Пройдет пять дней, будет ровно восемь месяцев, как он вошел в библиотеку, и это изменило ее жизнь. В тот вечер Эллен задержалась на работе – надо было подобрать материал, связанный с редким случаем рака груди, об этом попросил главный онколог больницы. Как всегда, у нее побаливала спина, и она оторвалась от книжек, чтобы сделать два-три наклона, – пальцы вытянуть, коснуться ступней, – когда послышался мужской голос, в котором сразу чувствовался акцент.

– Я-то шел в библиотеку, а тут, выходит, спортзал?

Она резко выпрямилась, повернулась к нему, как подстегнутая. Голос принадлежал высокому стройному мужчине лет сорока с небольшим – лицо словно вычеканенное, нос чуточку с горбинкой, голубоглазый блондин, волосы вьются, хоть и коротко подстрижены. Нордический тип. Очень хорош собой.

– Чем могу быть вам полезна? – она решила пропустить его неизобретательную шуточку мимо ушей.

– Меня зовут доктор Вандерманн, – ударение в фамилии приходилось на последний слог. – Я только что приехал из Стэнфонда, и мне предстоит возглавить кардиологическое отделение.
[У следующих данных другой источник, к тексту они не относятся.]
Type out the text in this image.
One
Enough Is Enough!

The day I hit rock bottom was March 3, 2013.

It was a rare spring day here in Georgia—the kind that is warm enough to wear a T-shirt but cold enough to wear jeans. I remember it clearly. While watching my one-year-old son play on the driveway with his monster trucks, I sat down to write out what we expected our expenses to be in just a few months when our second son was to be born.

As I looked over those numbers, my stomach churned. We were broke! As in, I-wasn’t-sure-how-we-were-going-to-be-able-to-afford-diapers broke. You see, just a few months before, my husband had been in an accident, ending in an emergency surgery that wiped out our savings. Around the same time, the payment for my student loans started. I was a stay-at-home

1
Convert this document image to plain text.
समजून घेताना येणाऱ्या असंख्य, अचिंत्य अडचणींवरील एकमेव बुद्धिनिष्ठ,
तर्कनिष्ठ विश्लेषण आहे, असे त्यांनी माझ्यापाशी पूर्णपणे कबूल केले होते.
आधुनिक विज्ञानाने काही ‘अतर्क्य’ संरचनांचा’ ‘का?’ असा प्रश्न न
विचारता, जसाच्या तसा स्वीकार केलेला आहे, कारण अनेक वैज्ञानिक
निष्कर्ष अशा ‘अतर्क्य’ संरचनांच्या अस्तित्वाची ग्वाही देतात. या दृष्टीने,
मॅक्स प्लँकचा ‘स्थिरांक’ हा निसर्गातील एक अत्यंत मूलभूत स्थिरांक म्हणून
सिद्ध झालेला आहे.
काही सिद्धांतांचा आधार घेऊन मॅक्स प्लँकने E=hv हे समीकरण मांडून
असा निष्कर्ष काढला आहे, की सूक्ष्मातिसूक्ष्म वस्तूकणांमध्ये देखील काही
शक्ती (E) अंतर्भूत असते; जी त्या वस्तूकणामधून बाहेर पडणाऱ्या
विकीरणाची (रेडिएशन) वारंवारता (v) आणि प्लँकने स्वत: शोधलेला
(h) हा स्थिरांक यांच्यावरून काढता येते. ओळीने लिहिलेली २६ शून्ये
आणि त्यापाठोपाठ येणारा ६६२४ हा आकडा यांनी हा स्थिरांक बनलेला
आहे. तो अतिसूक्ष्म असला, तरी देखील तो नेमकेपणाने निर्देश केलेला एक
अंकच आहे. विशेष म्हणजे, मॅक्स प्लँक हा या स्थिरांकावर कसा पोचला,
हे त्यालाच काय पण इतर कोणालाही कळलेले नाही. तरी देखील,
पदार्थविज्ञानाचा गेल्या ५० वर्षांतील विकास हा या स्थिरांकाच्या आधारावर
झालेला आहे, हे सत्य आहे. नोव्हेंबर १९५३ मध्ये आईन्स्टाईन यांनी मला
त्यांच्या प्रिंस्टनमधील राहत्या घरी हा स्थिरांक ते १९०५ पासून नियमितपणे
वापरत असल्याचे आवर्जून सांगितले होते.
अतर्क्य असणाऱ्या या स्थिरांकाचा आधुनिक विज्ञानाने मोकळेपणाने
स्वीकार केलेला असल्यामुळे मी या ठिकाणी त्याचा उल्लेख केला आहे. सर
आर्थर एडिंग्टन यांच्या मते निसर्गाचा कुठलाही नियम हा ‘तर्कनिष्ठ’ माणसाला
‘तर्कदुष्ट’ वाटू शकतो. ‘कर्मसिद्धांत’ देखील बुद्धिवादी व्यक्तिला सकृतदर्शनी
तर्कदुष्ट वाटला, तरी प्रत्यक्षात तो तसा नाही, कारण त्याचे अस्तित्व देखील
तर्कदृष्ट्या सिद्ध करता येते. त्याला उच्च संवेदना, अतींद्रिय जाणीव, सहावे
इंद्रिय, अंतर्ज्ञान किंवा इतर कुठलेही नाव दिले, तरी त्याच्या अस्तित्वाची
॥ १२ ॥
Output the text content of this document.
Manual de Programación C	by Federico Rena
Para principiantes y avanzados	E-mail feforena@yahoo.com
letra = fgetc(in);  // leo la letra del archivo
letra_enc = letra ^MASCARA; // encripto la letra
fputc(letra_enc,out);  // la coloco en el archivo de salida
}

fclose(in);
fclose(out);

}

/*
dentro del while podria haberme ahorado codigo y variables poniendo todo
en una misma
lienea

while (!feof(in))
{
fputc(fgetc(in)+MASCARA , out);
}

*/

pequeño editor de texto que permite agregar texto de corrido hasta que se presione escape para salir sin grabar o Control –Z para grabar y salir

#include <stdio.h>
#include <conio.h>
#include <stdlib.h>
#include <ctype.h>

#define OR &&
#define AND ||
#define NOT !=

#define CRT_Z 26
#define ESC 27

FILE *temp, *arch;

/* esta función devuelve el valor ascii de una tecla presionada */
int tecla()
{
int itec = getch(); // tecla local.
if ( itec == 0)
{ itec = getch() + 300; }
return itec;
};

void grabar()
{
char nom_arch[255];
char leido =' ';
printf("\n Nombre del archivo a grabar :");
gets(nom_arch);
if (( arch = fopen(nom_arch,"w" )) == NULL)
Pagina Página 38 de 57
Ах, так это он и есть. В больнице уже несколько месяцев только и разговоров, что о его предстоящем приезде. Еще бы, он же ученик самого Кристиана Барнарда, а последнее время работал с Норманом Шамуэем – личностью таинственной, но прославившейся тем, что разработал методику многих трансплантаций. Короче, для больницы «Сент-Джозеф» доктор Вандерманн – настоящее приобретение, по крайней мере, так считалось. Теперь и в этой больнице можно будет делать очень сложные операции, а значит, сюда рекой потекут миллионы долларов, накопленных по страхованию. Поговаривали, будто между несколькими больницами чуть не началась война из-за того, что всем хотелось, чтобы в их штате числился доктор Вандерманн. И, чтобы заполучить его, так говорили, руководство больницы «Сент-Джозеф» пообещало доктору Вандерманну зарплату, выражаемую шестизначной цифрой плюс надбавки, да еще пришлось гарантировать, что в течение двух лет он станет главным врачом, и, наконец, предоставить в его пользование специально оборудованную лабораторию для опытов над павианами – на них опробовались новейшие способы трансплантации. В общем, никто бы не усомнился, что доктор Вандерманн знает себе цену. Да вдобавок ко всему он такой красивый.